O anúncio além de ser grotesco, insultuoso e ofensivo para tantas mulheres (insinua mesmo que são assassinas), é de uma desonestidade, preconceito e de uma hipocrisia moral abjeta. Quantos milhões empreendeu este homem e as televisões que lhe deram palco na defesa da saúde e segurança das mulheres? Ou na defesa da dignidade de vida de todas as crianças que nascem para que não sejam vítimas da fome, e da privação de direitos elementares como a educação e a saúde? Que campanhas fizeram contra a violação de mulheres, para que este crime seja assumido como crime público no nosso país? Quantos milhões empenharam na campanha de prevenção do cancro do útero e da mama, promovendo a vacinação contra o HPV em todas as meninas a partir dos 12 ou 13 anos? Quantos milhões investiram na prevenção e combate à violência doméstica e outras violências contra as mulheres, incluindo as idosas, e crianças?

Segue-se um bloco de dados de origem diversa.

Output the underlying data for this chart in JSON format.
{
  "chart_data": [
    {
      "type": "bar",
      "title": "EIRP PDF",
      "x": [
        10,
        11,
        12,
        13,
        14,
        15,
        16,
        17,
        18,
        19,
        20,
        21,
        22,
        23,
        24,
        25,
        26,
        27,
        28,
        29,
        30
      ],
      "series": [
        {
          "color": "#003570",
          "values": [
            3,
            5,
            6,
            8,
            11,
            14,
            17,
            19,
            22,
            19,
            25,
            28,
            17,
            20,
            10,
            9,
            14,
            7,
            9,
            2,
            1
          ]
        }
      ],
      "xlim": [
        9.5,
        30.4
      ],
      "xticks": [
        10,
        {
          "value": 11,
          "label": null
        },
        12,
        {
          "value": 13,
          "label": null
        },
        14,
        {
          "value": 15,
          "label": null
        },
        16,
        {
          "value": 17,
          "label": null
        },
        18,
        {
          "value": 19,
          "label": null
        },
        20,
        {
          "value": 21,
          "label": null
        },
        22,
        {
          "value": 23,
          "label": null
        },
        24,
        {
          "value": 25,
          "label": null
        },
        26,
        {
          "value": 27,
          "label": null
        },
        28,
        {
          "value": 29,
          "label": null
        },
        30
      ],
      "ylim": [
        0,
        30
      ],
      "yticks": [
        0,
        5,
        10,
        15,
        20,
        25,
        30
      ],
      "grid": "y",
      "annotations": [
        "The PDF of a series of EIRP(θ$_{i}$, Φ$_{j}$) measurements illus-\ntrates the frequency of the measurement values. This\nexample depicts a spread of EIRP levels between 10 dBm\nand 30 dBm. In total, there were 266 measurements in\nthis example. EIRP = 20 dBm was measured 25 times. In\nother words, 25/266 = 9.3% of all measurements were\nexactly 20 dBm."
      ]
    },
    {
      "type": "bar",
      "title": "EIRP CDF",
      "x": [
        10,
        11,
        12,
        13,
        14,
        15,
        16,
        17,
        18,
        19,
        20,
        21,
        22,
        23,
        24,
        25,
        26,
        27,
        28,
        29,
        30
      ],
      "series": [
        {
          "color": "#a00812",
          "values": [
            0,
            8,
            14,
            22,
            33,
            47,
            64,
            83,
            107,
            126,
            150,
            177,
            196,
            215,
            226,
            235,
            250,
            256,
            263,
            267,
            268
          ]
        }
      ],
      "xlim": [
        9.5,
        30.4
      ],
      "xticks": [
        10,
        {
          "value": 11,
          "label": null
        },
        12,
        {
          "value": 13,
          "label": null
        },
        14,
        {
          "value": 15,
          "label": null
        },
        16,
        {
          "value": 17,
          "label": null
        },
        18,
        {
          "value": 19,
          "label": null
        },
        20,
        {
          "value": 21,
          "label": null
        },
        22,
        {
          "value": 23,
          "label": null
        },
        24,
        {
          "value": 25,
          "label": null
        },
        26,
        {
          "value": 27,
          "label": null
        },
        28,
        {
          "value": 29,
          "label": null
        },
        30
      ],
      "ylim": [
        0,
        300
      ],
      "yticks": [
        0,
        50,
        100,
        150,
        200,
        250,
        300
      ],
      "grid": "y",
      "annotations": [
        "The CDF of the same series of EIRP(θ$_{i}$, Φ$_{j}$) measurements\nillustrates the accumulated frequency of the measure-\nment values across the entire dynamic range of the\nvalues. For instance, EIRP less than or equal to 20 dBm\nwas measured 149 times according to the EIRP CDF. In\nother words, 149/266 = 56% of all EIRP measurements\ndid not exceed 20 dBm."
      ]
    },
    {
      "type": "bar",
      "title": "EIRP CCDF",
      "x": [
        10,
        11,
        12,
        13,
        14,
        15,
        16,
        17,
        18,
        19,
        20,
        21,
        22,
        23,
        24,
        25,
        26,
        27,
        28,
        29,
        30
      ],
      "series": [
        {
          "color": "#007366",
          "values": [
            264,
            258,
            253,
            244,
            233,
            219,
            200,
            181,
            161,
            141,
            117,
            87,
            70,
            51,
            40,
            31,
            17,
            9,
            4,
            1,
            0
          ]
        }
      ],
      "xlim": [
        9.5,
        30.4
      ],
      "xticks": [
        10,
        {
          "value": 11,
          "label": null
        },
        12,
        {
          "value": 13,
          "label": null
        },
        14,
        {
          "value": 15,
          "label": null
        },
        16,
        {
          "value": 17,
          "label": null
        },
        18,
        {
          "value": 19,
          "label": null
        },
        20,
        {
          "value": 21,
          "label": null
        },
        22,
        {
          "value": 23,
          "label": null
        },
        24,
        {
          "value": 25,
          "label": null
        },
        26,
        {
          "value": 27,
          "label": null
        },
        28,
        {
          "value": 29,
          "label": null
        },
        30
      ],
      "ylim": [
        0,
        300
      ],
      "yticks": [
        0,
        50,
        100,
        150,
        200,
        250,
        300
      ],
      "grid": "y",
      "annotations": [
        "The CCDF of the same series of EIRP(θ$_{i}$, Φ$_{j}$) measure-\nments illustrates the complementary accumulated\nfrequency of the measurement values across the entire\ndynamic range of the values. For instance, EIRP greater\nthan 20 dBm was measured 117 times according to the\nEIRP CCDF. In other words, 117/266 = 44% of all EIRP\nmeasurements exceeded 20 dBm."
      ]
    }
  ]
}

O anúncio de mensagem claramente política e ideológica, transmitido fora de contexto de tempo de antena de Campanha ou Referendo, transgride certamente a lei regulada pela ERC, da TV e demais serviços audiovisuais, assim como o Código da Publicidade (Decreto-Lei n.º 330/90) que proíbe publicidade com conteúdos discriminatórios ou ofensivos, nomeadamente contra a dignidade das mulheres.

Este anúncio não se trata de liberdade de expressão como se quer fazer passar em alguns sectores, mas precisamente de um abuso à liberdade individual de cada mulher e para tal recorre-se à instrumentalização de meios de comunicação para um maior alcance de uma doutrina ultraconservadora e reacionária que abomina as mulheres e os seus direitos humanos, e por tal nem se importam de perigar a própria saúde pública que é também o que está aqui em causa.